Waiting for his crew to loosen the valve and install the new gasket, Henderson explains that he ended up in North Dakota after his landscaping business in suburban Baton Rouge, Louisiana, tanked. “The economy went down like
this
,” he says, waving his hand in a steep dropping motion. Unemployment was rampant, and for the first time in years, keeping his family fed and under a roof became a challenge. He was accustomed to working hard outside. His search for work brought him to Baker Hughes, a large oil-field service company. For two weeks at a stretch, he lives in one of the many man camps that have been built in North Dakota. Cobbled together in a hurry, these sprawling complexes of connected modular buildings can hold seven hundred to one thousand workers each. Each man gets a narrow private room with enough space for a single bed, a desk, and a dresser.
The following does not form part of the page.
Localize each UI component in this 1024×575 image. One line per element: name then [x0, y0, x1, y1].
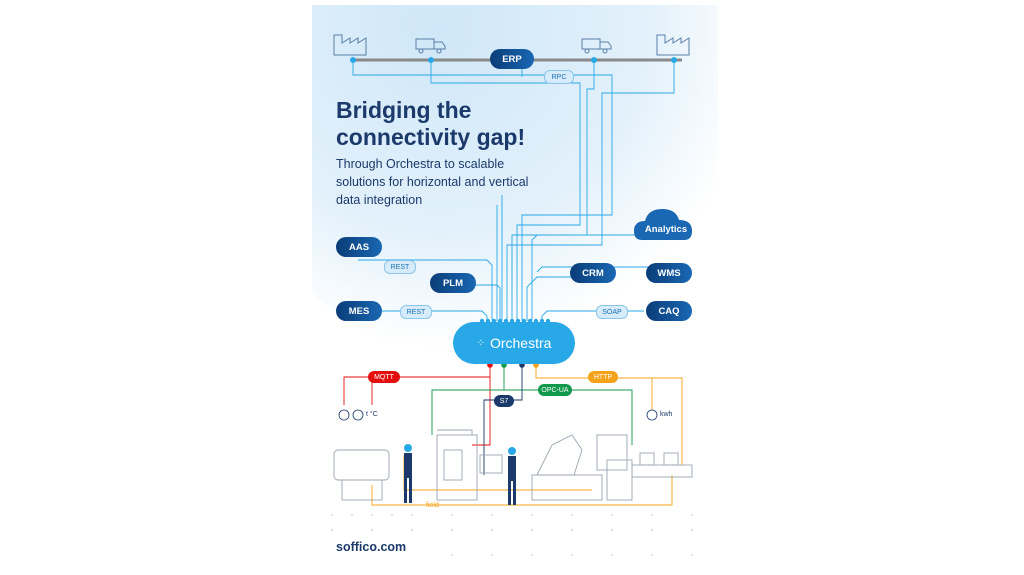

A flat-screen television perches above the dresser. Meals are served in a cafeteria.
When Henderson’s two weeks are up, he will head home to his wife and kids in Georgia, where he now lives. Few workers in the Bakken oil field are from North Dakota. The Bakken boom is occurring in one of the most sparsely populated parts of the country. The population of the entire western part of the state could fit in a college football stadium. The largest operator of these man camps will soon house one out of every hundred North Dakotans.
Sly Henderson’s story is typical. “Everyone comes for the money. Everyone comes because they’re out of work,” says Byington. “The guys who make it, who stick around, come from a working background. They’re used to working hard for long hours.” The same could be said for the companies that are drilling wells. Byington grew up on a farm west of here. His uncle raised cattle, grain, and potatoes. When his stint is over, he gets in his pickup truck and drives ten hours west to his wife and two children in Idaho Falls, Idaho. He is considering moving them to a nearby town in North Dakota, but there are so many new oil-field workers that rents have shot up.
For Byington, the oil field was a career that began when he was nineteen years old. A few days after graduating high school, he went to work for a road paving company in Rock Springs, Wyoming, where his mother had a job. After a couple months, Byington lost the job in a round of layoffs. He put in an application at a car dealership in town and then walked into the local office of an oil-field service company. “By the time I was finished with my application,” he says, “I was hired.” That was twenty years ago, and he has never left the oil fields. He followed oil-field work around the western states and ended up in North Dakota. He has driven trucks and checked water levels. He spent a winter working on top of the giant blender, making sure that the liquid was mixing with the sand, while trying to keep his numbed fingers from hurting too badly. He worked in the chemical van, where the saccharine smells from giant silver boxes of chemicals bothered him. Whenever something broke, Byington wanted to take it apart and fix it so he could understand how it worked. His work ethic earned him promotions.
By the time the Bakken oil field began to boom, he had risen to the top job on a fracking crew. Byington has a calmness about him, even when subordinates get frazzled. On the Irene Kovaloff, one delay followed another. After the gasket on the pumper truck is replaced, a safety valve designed to regulate pressure in the metal pipes doesn’t work. It needs to be swapped out. As time passed and daylight ebbs away, Sly Henderson’s politeness starts mixing with aggravation. When his order to turn on a stand of four halogen lights isn’t met with a quick response, he barks into his headset, “Gerard! Would you please go get the goddamn lights?” After a two-hour delay, the crew is ready to frack. The workers have built a factory on a promontory in an ocean of prairie grass in two or three days. After the job is done, it will be disassembled and moved a few miles to the next job.